Very few know that famous Urdu writer Khwaja Ahmad Abbas also wrote a story in English called Later Fraum a child to Gandhiji. It is based on five children writing a letter to Mahatma Gandhi in heaven soon after his assassination in 1948, requesting him to come back to the world, promising that they would never play a game that he asked them not to play.
The symbolic story has been adapted into an hour-long mono-act play by Dr. Sayeed Alam of Pierrot’s Troupe. Dr. Alam has changed the title to Letter to Gandhiji with Spelling Mistakes to make it more attractive.
In the play, five (Indian) children who play a game called Hindu Sena-Pakistani Fauj, divide themselves into two groups: two children play soldiers in the Hindu Sena while two play soldiers in the Pakistani Fauj. One child who, in the story, is a refugee from Pakistan, does not play the game. He only watches from a distance.
The children think that Gandhiji has gone to heaven because he used to ask them not play this particular game. They had promised him that they would never play the game and would immerse their (toy) guns in water. But actually, they didn’t throw their guns. So, when the first attempt on Gandhiji’s life happens in 1946, the children think he is just trying to scare them to keep them off from the game. But when his actual assassination takes place, they think that Bapu is angry and has gone to heaven to teach them a lesson.
While writing the letter, the boys face a problem. They have to write in English because after Partition, Hindi has become Hindus’ language, Urdu Muslims’ language. They are aware that all good people know and write in English. So, the letter should be written in English.
So the boys decide to do a division of labour: Anwar, a boy who knows good English — his spelling is also good but his handwriting is bad — will dictate the letter to Gopal, another boy whose handwriting is good but who is weak in English.

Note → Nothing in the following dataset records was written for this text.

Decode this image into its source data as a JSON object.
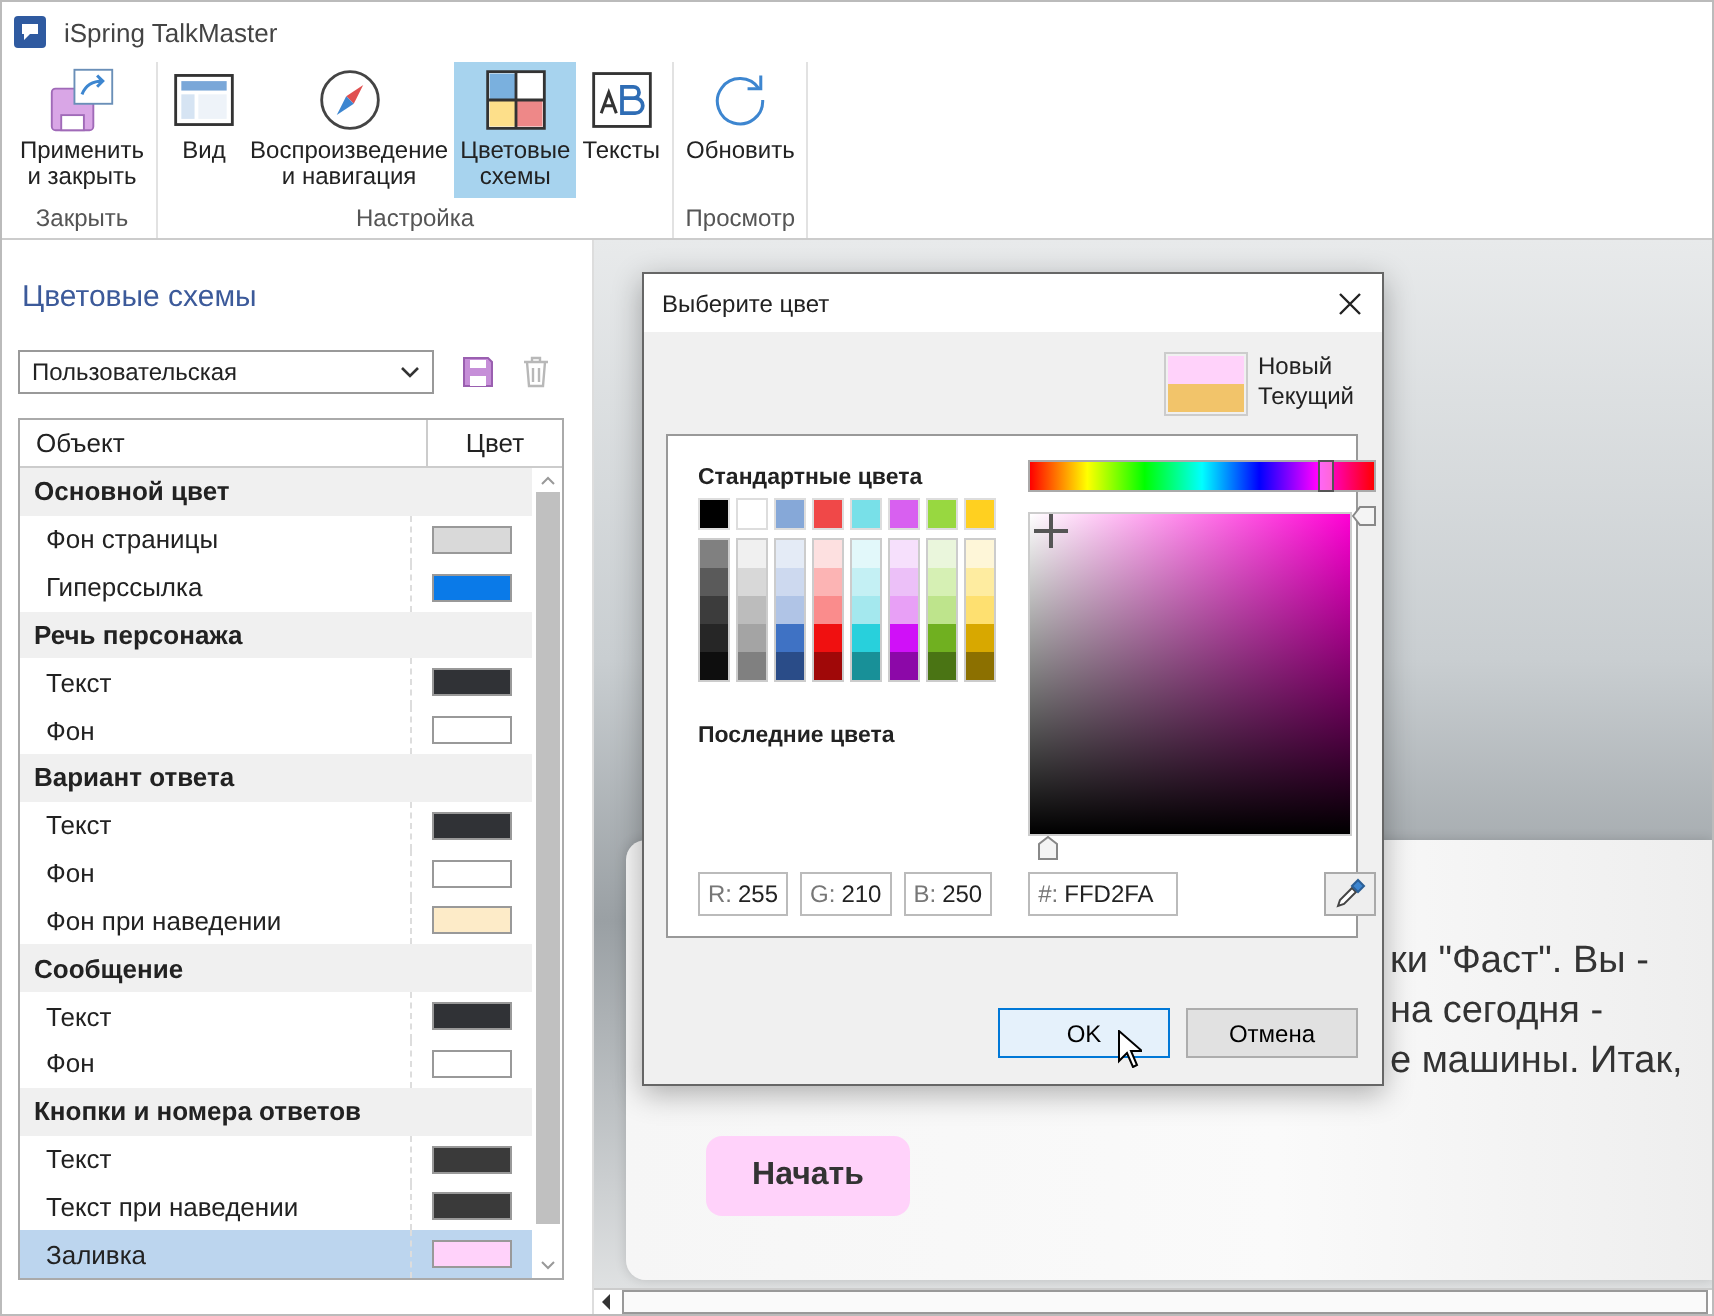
{
  "window": {
    "title": "iSpring TalkMaster"
  },
  "ribbon": {
    "groups": [
      {
        "label": "Закрыть",
        "buttons": [
          {
            "kind": "apply",
            "label": "Применить\nи закрыть",
            "selected": false
          }
        ]
      },
      {
        "label": "Настройка",
        "buttons": [
          {
            "kind": "view",
            "label": "Вид",
            "selected": false
          },
          {
            "kind": "playback",
            "label": "Воспроизведение\nи навигация",
            "selected": false
          },
          {
            "kind": "colors",
            "label": "Цветовые\nсхемы",
            "selected": true
          },
          {
            "kind": "texts",
            "label": "Тексты",
            "selected": false
          }
        ]
      },
      {
        "label": "Просмотр",
        "buttons": [
          {
            "kind": "refresh",
            "label": "Обновить",
            "selected": false
          }
        ]
      }
    ]
  },
  "sidebar": {
    "title": "Цветовые схемы",
    "scheme_select": {
      "value": "Пользовательская"
    },
    "table": {
      "columns": [
        "Объект",
        "Цвет"
      ],
      "groups": [
        {
          "label": "Основной цвет",
          "children": [
            {
              "label": "Фон страницы",
              "color": "#d9d9d9",
              "selected": false
            },
            {
              "label": "Гиперссылка",
              "color": "#0a7ae8",
              "selected": false
            }
          ]
        },
        {
          "label": "Речь персонажа",
          "children": [
            {
              "label": "Текст",
              "color": "#303236",
              "selected": false
            },
            {
              "label": "Фон",
              "color": "#ffffff",
              "selected": false
            }
          ]
        },
        {
          "label": "Вариант ответа",
          "children": [
            {
              "label": "Текст",
              "color": "#303236",
              "selected": false
            },
            {
              "label": "Фон",
              "color": "#ffffff",
              "selected": false
            },
            {
              "label": "Фон при наведении",
              "color": "#fdebc8",
              "selected": false
            }
          ]
        },
        {
          "label": "Сообщение",
          "children": [
            {
              "label": "Текст",
              "color": "#303236",
              "selected": false
            },
            {
              "label": "Фон",
              "color": "#ffffff",
              "selected": false
            }
          ]
        },
        {
          "label": "Кнопки и номера ответов",
          "children": [
            {
              "label": "Текст",
              "color": "#3a3a3a",
              "selected": false
            },
            {
              "label": "Текст при наведении",
              "color": "#3a3a3a",
              "selected": false
            },
            {
              "label": "Заливка",
              "color": "#ffd2fa",
              "selected": true
            }
          ]
        }
      ]
    }
  },
  "preview": {
    "speech_lines": [
      "ки \"Фаст\". Вы -",
      "на сегодня -",
      "е машины. Итак,"
    ],
    "start_button": {
      "label": "Начать",
      "color": "#ffd2fa"
    }
  },
  "color_dialog": {
    "title": "Выберите цвет",
    "new_color": {
      "label": "Новый",
      "color": "#ffd2fa"
    },
    "current_color": {
      "label": "Текущий",
      "color": "#f2c46a"
    },
    "standard_title": "Стандартные цвета",
    "standard_colors": [
      {
        "color": "#000000"
      },
      {
        "color": "#ffffff"
      },
      {
        "color": "#86a8d8"
      },
      {
        "color": "#f04848"
      },
      {
        "color": "#78e0e8"
      },
      {
        "color": "#d860f0"
      },
      {
        "color": "#98d840"
      },
      {
        "color": "#ffd020"
      }
    ],
    "shade_columns": [
      {
        "shades": [
          {
            "color": "#808080"
          },
          {
            "color": "#5a5a5a"
          },
          {
            "color": "#3c3c3c"
          },
          {
            "color": "#262626"
          },
          {
            "color": "#0e0e0e"
          }
        ]
      },
      {
        "shades": [
          {
            "color": "#f0f0f0"
          },
          {
            "color": "#d8d8d8"
          },
          {
            "color": "#bcbcbc"
          },
          {
            "color": "#a4a4a4"
          },
          {
            "color": "#808080"
          }
        ]
      },
      {
        "shades": [
          {
            "color": "#e4ebf6"
          },
          {
            "color": "#cdd9ef"
          },
          {
            "color": "#b0c4e6"
          },
          {
            "color": "#3f72c4"
          },
          {
            "color": "#2a4c88"
          }
        ]
      },
      {
        "shades": [
          {
            "color": "#fde0e0"
          },
          {
            "color": "#fcb4b4"
          },
          {
            "color": "#fa8c8c"
          },
          {
            "color": "#f01010"
          },
          {
            "color": "#a00808"
          }
        ]
      },
      {
        "shades": [
          {
            "color": "#e2f8fa"
          },
          {
            "color": "#c4f0f4"
          },
          {
            "color": "#a4e8ee"
          },
          {
            "color": "#28d0dc"
          },
          {
            "color": "#189098"
          }
        ]
      },
      {
        "shades": [
          {
            "color": "#f6e0fc"
          },
          {
            "color": "#ecc0f8"
          },
          {
            "color": "#e8a0f6"
          },
          {
            "color": "#d010f8"
          },
          {
            "color": "#8c08a8"
          }
        ]
      },
      {
        "shades": [
          {
            "color": "#eaf6dc"
          },
          {
            "color": "#d6f0b4"
          },
          {
            "color": "#bee48c"
          },
          {
            "color": "#70b020"
          },
          {
            "color": "#4a7414"
          }
        ]
      },
      {
        "shades": [
          {
            "color": "#fef6d8"
          },
          {
            "color": "#feeca0"
          },
          {
            "color": "#fee070"
          },
          {
            "color": "#d8a800"
          },
          {
            "color": "#8c7000"
          }
        ]
      }
    ],
    "recent_title": "Последние цвета",
    "hue_slider": {
      "level": 0.86
    },
    "horizontal_slider": {
      "level": 0.06
    },
    "vertical_slider": {
      "level": 0.99
    },
    "fields": [
      {
        "label": "R:",
        "value": "255"
      },
      {
        "label": "G:",
        "value": "210"
      },
      {
        "label": "B:",
        "value": "250"
      }
    ],
    "hex_field": {
      "label": "#:",
      "value": "FFD2FA"
    },
    "buttons": [
      {
        "label": "OK",
        "selected": true
      },
      {
        "label": "Отмена",
        "selected": false
      }
    ]
  }
}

After the letter is written — there are some hilarious moments like the kids trying to write the correct spelling of pearl as ‘pirl,’ rhyming it with ‘girl’— Anwar asks the boys to go and play while he corrects the English and the spelling. But stealthily, he adds two more lines in the letter in which he shares his dream with Gandhiji. “In my dream, I saw that you were assassinated by my (toy) gun.” So he pleads with him to come down on earth to tell people that Anwar did not kill him.
The play is being staged in the Capital for the first time. It has been staged in Bhopal, Chandigarh, Aligarh and Bangalore to an “immense response,” says Dr. Alam.